This hot startup is now valued at $1 billion for its A.I. skills

Snorkel AI, a startup with roots in Stanford University’s artificial intelligence lab, is now valued at $1 billion as part of its latest $85 million funding.

The startup, which announced the investment on Monday, has raised a total of $135 million since debuting in 2019. Venture capital firm Addition and investment giant BlackRock led the latest funding with additional participation by Greylock, GV (formerly Google Ventures), and Lightspeed.

Snorkel AI specializes in data labeling, the annotating of information for training a machine-learning system to recognize and act on patterns its technology discovers in other data sets. For instance, financial services firms could use Snorkel AI to label documents with keywords so that machine-learning systems could analyze other data sets for similar information, explained Snorkel CEO Alexander Ratner.

Human experts, like financial analysts or lawyers, determine which labels Snorkel AI’s software should apply. Software automates much of the labeling to avoid the time-consuming and expensive process of manually labeling huge data sets.

While at Stanford, Snorkel AI caught the attention of tech giants like Google, which maintain enormous data sets for training machine-learning models, or formulas. The team coauthored academic papers with Google about different data labeling techniques that helped the project gain visibility in the A.I. research community.

Kevin Petrie, the vice president of research at Eckerson Group, said that one of Snorkel AI’s strengths is its popularity with data scientists and its roots in academia, which gives the company credibility. A big challenge, however, is that the startup is so young and small that it hasn’t developed a reputation with large potential customers, which have plenty of other data-labeling options to choose from.

Big tech companies like Amazon have started offering data labeling services, as well as midsize business software companies including Appen. Additionally, several data labeling startups have emerged in recent years, such as Labelbox and CloudFactory. Data labeling rival Scale AI recently raised $325 million at a valuation of $7.3 billion, underscoring how venture capitalists consider data annotation to be critical as more companies adopt machine learning. 

Ratner’s strategy is for Snorkel AI to catch on with big companies, which don’t want to use contract or outsourced workers to hand-label data. Many data labeling companies and consulting firms like Accenture hire contract workers to annotate data, which could create privacy risks for regulated companies like financial services firms, he explained.

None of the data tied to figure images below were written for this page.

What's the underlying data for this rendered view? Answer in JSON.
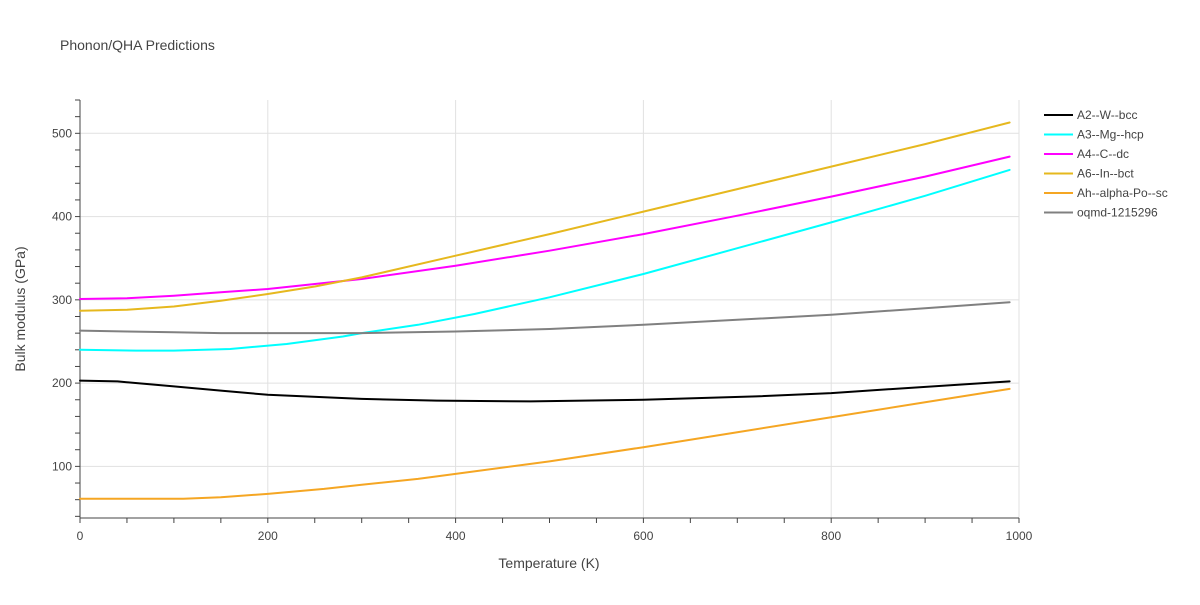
{
  "chart_data": {
    "type": "line",
    "title": "Phonon/QHA Predictions",
    "xlabel": "Temperature (K)",
    "ylabel": "Bulk modulus (GPa)",
    "xlim": [
      0,
      1000
    ],
    "ylim": [
      38,
      540
    ],
    "xticks": [
      0,
      200,
      400,
      600,
      800,
      1000
    ],
    "yticks": [
      100,
      200,
      300,
      400,
      500
    ],
    "xtick_labels": [
      "0",
      "200",
      "400",
      "600",
      "800",
      "1000"
    ],
    "ytick_labels": [
      "100",
      "200",
      "300",
      "400",
      "500"
    ],
    "grid": true,
    "legend_position": "top-right",
    "series": [
      {
        "name": "A2--W--bcc",
        "color": "#000000",
        "x": [
          0,
          40,
          100,
          150,
          200,
          300,
          380,
          480,
          600,
          720,
          800,
          880,
          990
        ],
        "y": [
          203,
          202,
          196,
          191,
          186,
          181,
          179,
          178,
          180,
          184,
          188,
          194,
          202
        ]
      },
      {
        "name": "A3--Mg--hcp",
        "color": "#00ffff",
        "x": [
          0,
          60,
          100,
          160,
          220,
          280,
          300,
          360,
          420,
          500,
          600,
          700,
          800,
          900,
          990
        ],
        "y": [
          240,
          239,
          239,
          241,
          247,
          256,
          260,
          270,
          283,
          303,
          331,
          362,
          393,
          425,
          456
        ]
      },
      {
        "name": "A4--C--dc",
        "color": "#ff00ff",
        "x": [
          0,
          50,
          100,
          150,
          200,
          250,
          300,
          400,
          500,
          600,
          700,
          800,
          900,
          990
        ],
        "y": [
          301,
          302,
          305,
          309,
          313,
          319,
          325,
          341,
          359,
          379,
          401,
          424,
          448,
          472
        ]
      },
      {
        "name": "A6--In--bct",
        "color": "#e6b81e",
        "x": [
          0,
          50,
          100,
          150,
          200,
          250,
          300,
          400,
          500,
          600,
          700,
          800,
          900,
          990
        ],
        "y": [
          287,
          288,
          292,
          299,
          307,
          316,
          327,
          353,
          379,
          406,
          433,
          460,
          487,
          513
        ]
      },
      {
        "name": "Ah--alpha-Po--sc",
        "color": "#f5a623",
        "x": [
          0,
          50,
          110,
          150,
          200,
          260,
          300,
          360,
          400,
          500,
          600,
          700,
          800,
          900,
          990
        ],
        "y": [
          61,
          61,
          61,
          63,
          67,
          73,
          78,
          85,
          91,
          106,
          123,
          141,
          159,
          177,
          193
        ]
      },
      {
        "name": "oqmd-1215296",
        "color": "#808080",
        "x": [
          0,
          50,
          100,
          150,
          200,
          300,
          400,
          500,
          600,
          700,
          800,
          900,
          990
        ],
        "y": [
          263,
          262,
          261,
          260,
          260,
          260,
          262,
          265,
          270,
          276,
          282,
          290,
          297
        ]
      }
    ]
  }
}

Some of Snorkel AI’s customers and partners include Apple, Intel, and Stanford Medicine.

Ultimately, Ratner, also a University of Washington computer science assistant professor, said that Snorkel AI can become a one-stop shop for companies to gather data, label data, and then create machine-learning models from that information. The money raised in the latest funding will be used to hire more staff to further develop the company’s technology.

“For A.I. to live up to the hype, we need to move beyond a totally manual way of data labeling,” Ratner said.